No interracial dating was allowed in Harlingen, but, Gonzalez noted, "there were lasting friendships."
He didn’t experience a lot of discrimination in the Air Force, "because we were all fighting for the same cause," he said.
However, the military wasn’t a utopia.
"Every Hispanic was called 'chico,'" he said. "And I resented that everyone mispronounced my last name."
In 1946, Gonzalez ended is three-year stint in the military with a final rank of Staff Sergeant and went back to his hometown.
After coming home to Harlingen, Gonzalez took advantage of the GI Bill and came to school at the University of Texas at Austin in June of 1946 to pursue a career in accounting. He received his BBA in accounting in 1952, and went on to complete his master's degree in Public Administration at the University of North Texas in Denton in 1974.

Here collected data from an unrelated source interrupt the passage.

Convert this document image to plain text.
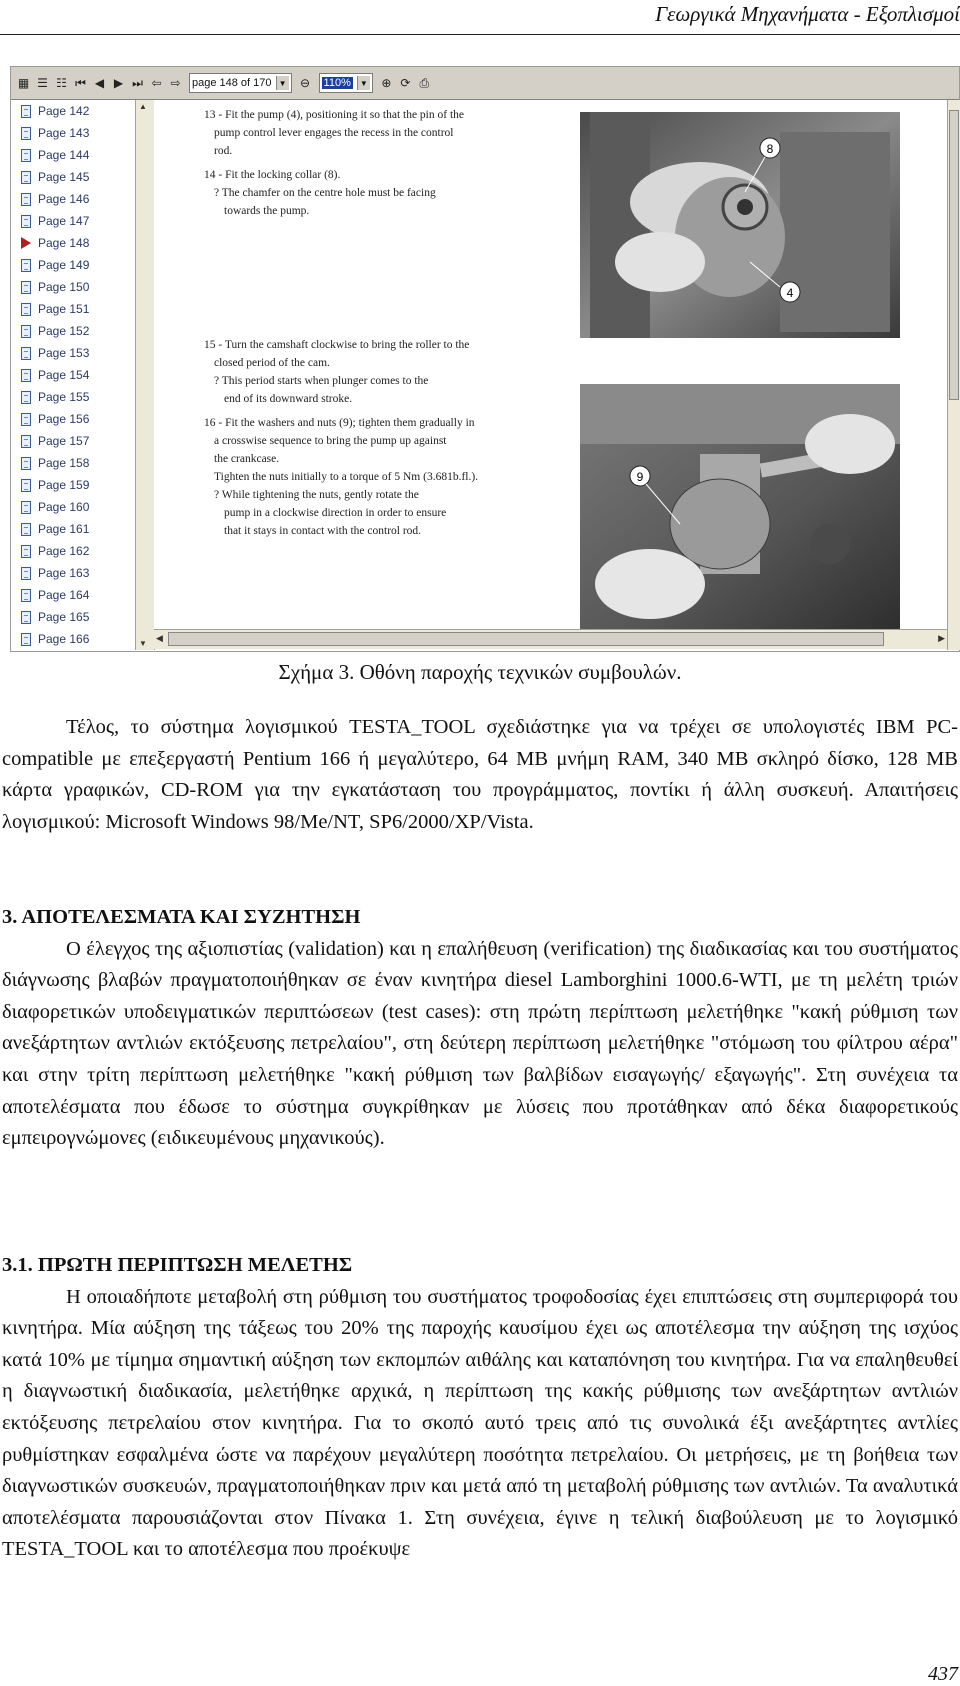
Γεωργικά Μηχανήματα - Εξοπλισμοί
▦ ☰ ☷ ⏮ ◀ ▶ ⏭ ⇦ ⇨	page 148 of 170 ▼ ⊖	110%	▼ ⊕ ⟳ ⎙
Page 142
Page 143
Page 144
Page 145
Page 146
Page 147
Page 148
Page 149
Page 150
Page 151
Page 152
Page 153
Page 154
Page 155
Page 156
Page 157
Page 158
Page 159
Page 160
Page 161
Page 162
Page 163
Page 164
Page 165
Page 166
▲
▼

13 - Fit the pump (4), positioning it so that the pin of the

pump control lever engages the recess in the control

rod.

14 - Fit the locking collar (8).

? The chamfer on the centre hole must be facing

towards the pump.

15 - Turn the camshaft clockwise to bring the roller to the

closed period of the cam.

? This period starts when plunger comes to the

end of its downward stroke.

16 - Fit the washers and nuts (9); tighten them gradually in

a crosswise sequence to bring the pump up against

the crankcase.

Tighten the nuts initially to a torque of 5 Nm (3.681b.fl.).

? While tightening the nuts, gently rotate the

pump in a clockwise direction in order to ensure

that it stays in contact with the control rod.

8
4
9
◀	▶
Σχήμα 3. Οθόνη παροχής τεχνικών συμβουλών.

Τέλος, το σύστημα λογισμικού TESTA_TOOL σχεδιάστηκε για να τρέχει σε υπολογιστές IBM PC-compatible με επεξεργαστή Pentium 166 ή μεγαλύτερο, 64 MB μνήμη RAM, 340 MB σκληρό δίσκο, 128 MB κάρτα γραφικών, CD-ROM για την εγκατάσταση του προγράμματος, ποντίκι ή άλλη συσκευή. Απαιτήσεις λογισμικού: Microsoft Windows 98/Me/NT, SP6/2000/XP/Vista.

3. ΑΠΟΤΕΛΕΣΜΑΤΑ ΚΑΙ ΣΥΖΗΤΗΣΗ

Ο έλεγχος της αξιοπιστίας (validation) και η επαλήθευση (verification) της διαδικασίας και του συστήματος διάγνωσης βλαβών πραγματοποιήθηκαν σε έναν κινητήρα diesel Lamborghini 1000.6-WTI, με τη μελέτη τριών διαφορετικών υποδειγματικών περιπτώσεων (test cases): στη πρώτη περίπτωση μελετήθηκε "κακή ρύθμιση των ανεξάρτητων αντλιών εκτόξευσης πετρελαίου", στη δεύτερη περίπτωση μελετήθηκε "στόμωση του φίλτρου αέρα" και στην τρίτη περίπτωση μελετήθηκε "κακή ρύθμιση των βαλβίδων εισαγωγής/ εξαγωγής". Στη συνέχεια τα αποτελέσματα που έδωσε το σύστημα συγκρίθηκαν με λύσεις που προτάθηκαν από δέκα διαφορετικούς εμπειρογνώμονες (ειδικευμένους μηχανικούς).

3.1. ΠΡΩΤΗ ΠΕΡΙΠΤΩΣΗ ΜΕΛΕΤΗΣ

Η οποιαδήποτε μεταβολή στη ρύθμιση του συστήματος τροφοδοσίας έχει επιπτώσεις στη συμπεριφορά του κινητήρα. Μία αύξηση της τάξεως του 20% της παροχής καυσίμου έχει ως αποτέλεσμα την αύξηση της ισχύος κατά 10% με τίμημα σημαντική αύξηση των εκπομπών αιθάλης και καταπόνηση του κινητήρα. Για να επαληθευθεί η διαγνωστική διαδικασία, μελετήθηκε αρχικά, η περίπτωση της κακής ρύθμισης των ανεξάρτητων αντλιών εκτόξευσης πετρελαίου στον κινητήρα. Για το σκοπό αυτό τρεις από τις συνολικά έξι ανεξάρτητες αντλίες ρυθμίστηκαν εσφαλμένα ώστε να παρέχουν μεγαλύτερη ποσότητα πετρελαίου. Οι μετρήσεις, με τη βοήθεια των διαγνωστικών συσκευών, πραγματοποιήθηκαν πριν και μετά από τη μεταβολή ρύθμισης των αντλιών. Τα αναλυτικά αποτελέσματα παρουσιάζονται στον Πίνακα 1. Στη συνέχεια, έγινε η τελική διαβούλευση με το λογισμικό TESTA_TOOL και το αποτέλεσμα που προέκυψε

437
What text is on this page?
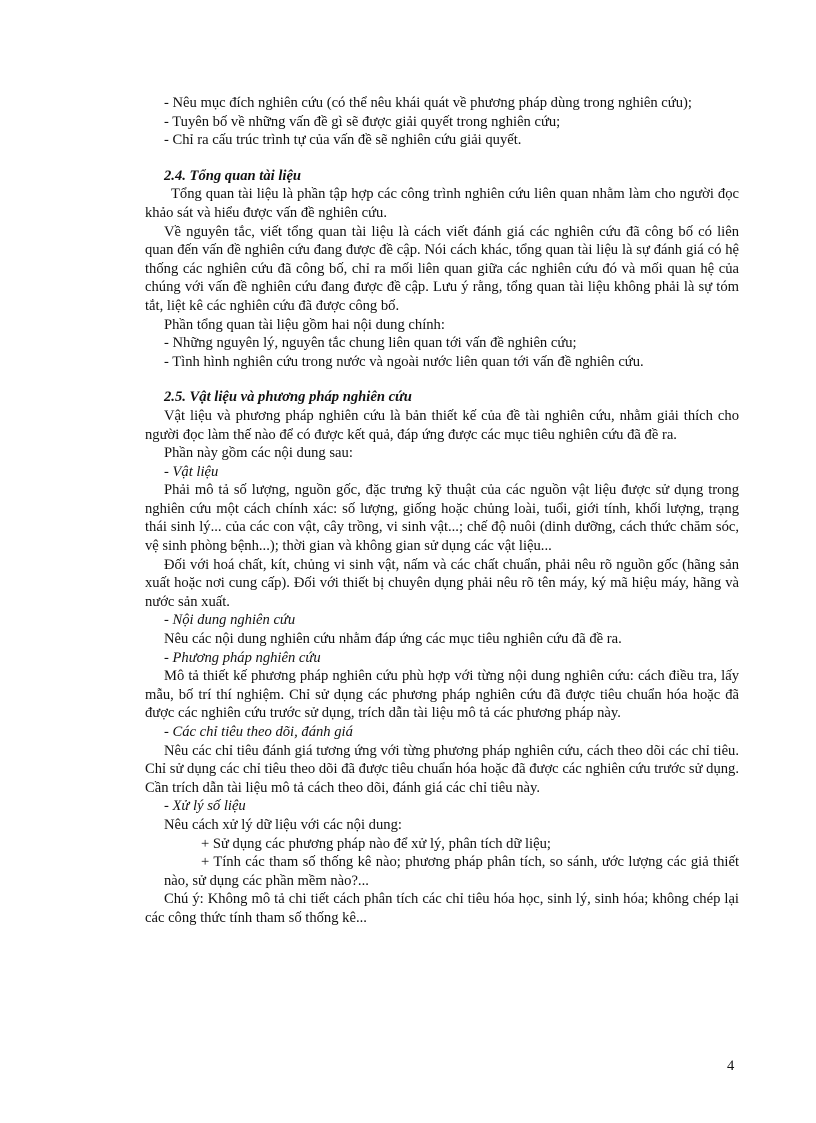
- Nêu mục đích nghiên cứu (có thể nêu khái quát về phương pháp dùng trong nghiên cứu);

- Tuyên bố về những vấn đề gì sẽ được giải quyết trong nghiên cứu;

- Chỉ ra cấu trúc trình tự của vấn đề sẽ nghiên cứu giải quyết.

2.4. Tổng quan tài liệu

Tổng quan tài liệu là phần tập hợp các công trình nghiên cứu liên quan nhằm làm cho người đọc khảo sát và hiểu được vấn đề nghiên cứu.

Về nguyên tắc, viết tổng quan tài liệu là cách viết đánh giá các nghiên cứu đã công bố có liên quan đến vấn đề nghiên cứu đang được đề cập. Nói cách khác, tổng quan tài liệu là sự đánh giá có hệ thống các nghiên cứu đã công bố, chỉ ra mối liên quan giữa các nghiên cứu đó và mối quan hệ của chúng với vấn đề nghiên cứu đang được đề cập. Lưu ý rằng, tổng quan tài liệu không phải là sự tóm tắt, liệt kê các nghiên cứu đã được công bố.

Phần tổng quan tài liệu gồm hai nội dung chính:

- Những nguyên lý, nguyên tắc chung liên quan tới vấn đề nghiên cứu;

- Tình hình nghiên cứu trong nước và ngoài nước liên quan tới vấn đề nghiên cứu.

2.5. Vật liệu và phương pháp nghiên cứu

Vật liệu và phương pháp nghiên cứu là bản thiết kế của đề tài nghiên cứu, nhằm giải thích cho người đọc làm thế nào để có được kết quả, đáp ứng được các mục tiêu nghiên cứu đã đề ra.

Phần này gồm các nội dung sau:

- Vật liệu

Phải mô tả số lượng, nguồn gốc, đặc trưng kỹ thuật của các nguồn vật liệu được sử dụng trong nghiên cứu một cách chính xác: số lượng, giống hoặc chủng loài, tuổi, giới tính, khối lượng, trạng thái sinh lý... của các con vật, cây trồng, vi sinh vật...; chế độ nuôi (dinh dưỡng, cách thức chăm sóc, vệ sinh phòng bệnh...); thời gian và không gian sử dụng các vật liệu...

Đối với hoá chất, kít, chủng vi sinh vật, nấm và các chất chuẩn, phải nêu rõ nguồn gốc (hãng sản xuất hoặc nơi cung cấp). Đối với thiết bị chuyên dụng phải nêu rõ tên máy, ký mã hiệu máy, hãng và nước sản xuất.

- Nội dung nghiên cứu

Nêu các nội dung nghiên cứu nhằm đáp ứng các mục tiêu nghiên cứu đã đề ra.

- Phương pháp nghiên cứu

Mô tả thiết kế phương pháp nghiên cứu phù hợp với từng nội dung nghiên cứu: cách điều tra, lấy mẫu, bố trí thí nghiệm. Chỉ sử dụng các phương pháp nghiên cứu đã được tiêu chuẩn hóa hoặc đã được các nghiên cứu trước sử dụng, trích dẫn tài liệu mô tả các phương pháp này.

- Các chỉ tiêu theo dõi, đánh giá

Nêu các chỉ tiêu đánh giá tương ứng với từng phương pháp nghiên cứu, cách theo dõi các chỉ tiêu. Chỉ sử dụng các chỉ tiêu theo dõi đã được tiêu chuẩn hóa hoặc đã được các nghiên cứu trước sử dụng. Cần trích dẫn tài liệu mô tả cách theo dõi, đánh giá các chỉ tiêu này.

- Xử lý số liệu

Nêu cách xử lý dữ liệu với các nội dung:

+ Sử dụng các phương pháp nào để xử lý, phân tích dữ liệu;

+ Tính các tham số thống kê nào; phương pháp phân tích, so sánh, ước lượng các giả thiết nào, sử dụng các phần mềm nào?...

Chú ý: Không mô tả chi tiết cách phân tích các chỉ tiêu hóa học, sinh lý, sinh hóa; không chép lại các công thức tính tham số thống kê...

4
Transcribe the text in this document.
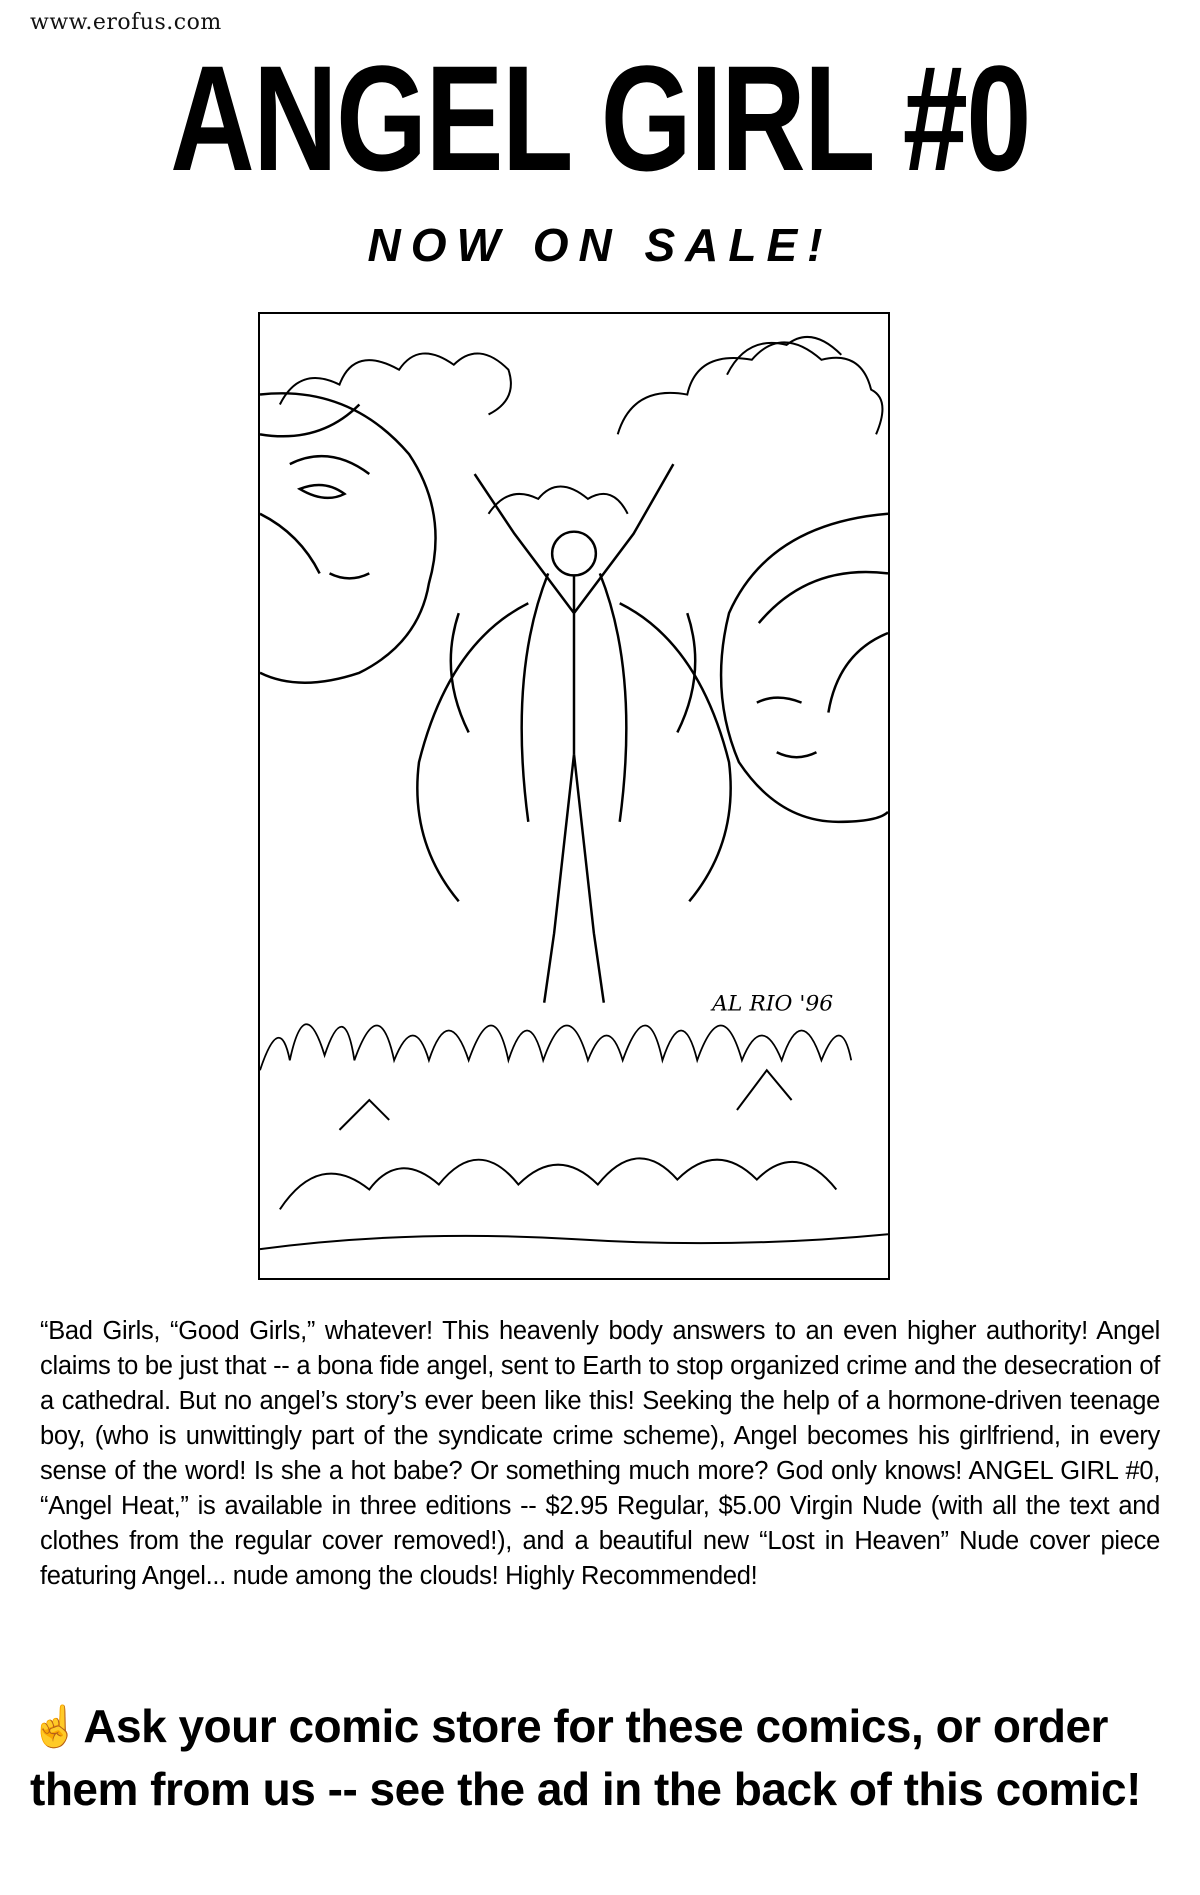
www.erofus.com
ANGEL GIRL #0
NOW ON SALE!
AL RIO '96
“Bad Girls, “Good Girls,” whatever! This heavenly body answers to an even higher authority! Angel claims to be just that -- a bona fide angel, sent to Earth to stop organized crime and the desecration of a cathedral. But no angel’s story’s ever been like this! Seeking the help of a hormone-driven teenage boy, (who is unwittingly part of the syndicate crime scheme), Angel becomes his girlfriend, in every sense of the word! Is she a hot babe? Or something much more? God only knows! ANGEL GIRL #0, “Angel Heat,” is available in three editions -- $2.95 Regular, $5.00 Virgin Nude (with all the text and clothes from the regular cover removed!), and a beautiful new “Lost in Heaven” Nude cover piece featuring Angel... nude among the clouds! Highly Recommended!
☝Ask your comic store for these comics, or order
them from us -- see the ad in the back of this comic!
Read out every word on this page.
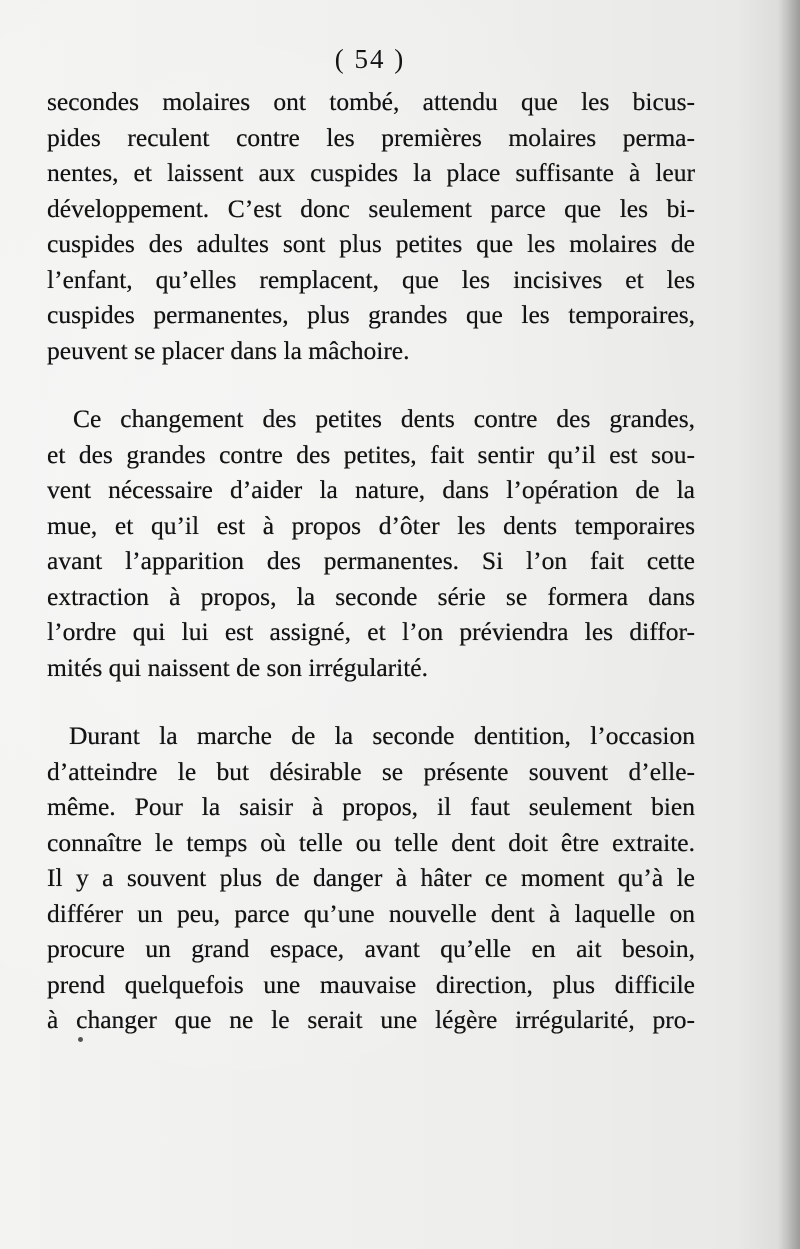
( 54 )
secondes molaires ont tombé, attendu que les bicus-
pides reculent contre les premières molaires perma-
nentes, et laissent aux cuspides la place suffisante à leur
développement. C’est donc seulement parce que les bi-
cuspides des adultes sont plus petites que les molaires de
l’enfant, qu’elles remplacent, que les incisives et les
cuspides permanentes, plus grandes que les temporaires,
peuvent se placer dans la mâchoire.
Ce changement des petites dents contre des grandes,
et des grandes contre des petites, fait sentir qu’il est sou-
vent nécessaire d’aider la nature, dans l’opération de la
mue, et qu’il est à propos d’ôter les dents temporaires
avant l’apparition des permanentes. Si l’on fait cette
extraction à propos, la seconde série se formera dans
l’ordre qui lui est assigné, et l’on préviendra les diffor-
mités qui naissent de son irrégularité.
Durant la marche de la seconde dentition, l’occasion
d’atteindre le but désirable se présente souvent d’elle-
même. Pour la saisir à propos, il faut seulement bien
connaître le temps où telle ou telle dent doit être extraite.
Il y a souvent plus de danger à hâter ce moment qu’à le
différer un peu, parce qu’une nouvelle dent à laquelle on
procure un grand espace, avant qu’elle en ait besoin,
prend quelquefois une mauvaise direction, plus difficile
à changer que ne le serait une légère irrégularité, pro-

It was at a Presbyterian Church camp in Kerrville, Texas, where he met and fell in love with his wife, Eloisa Mojica. The two married in 1949 and settled down in Austin and had five children: Norma, Catherine, Ruth, Lisa and Robert. Gonzalez worked as a federal auditor for 12 years in the U.S. Department of Health Education and Welfare, and finished his 21 years of Federal Service as Deputy Director of the Office for Civil Rights in the Department of Education, based out of Dallas, TX. He’s currently continuing his education by taking classes in French and History.
Mr. Gonzalez was interviewed in Richardson, Texas, on June 17, 2000, by Kevin and Sharon Bales.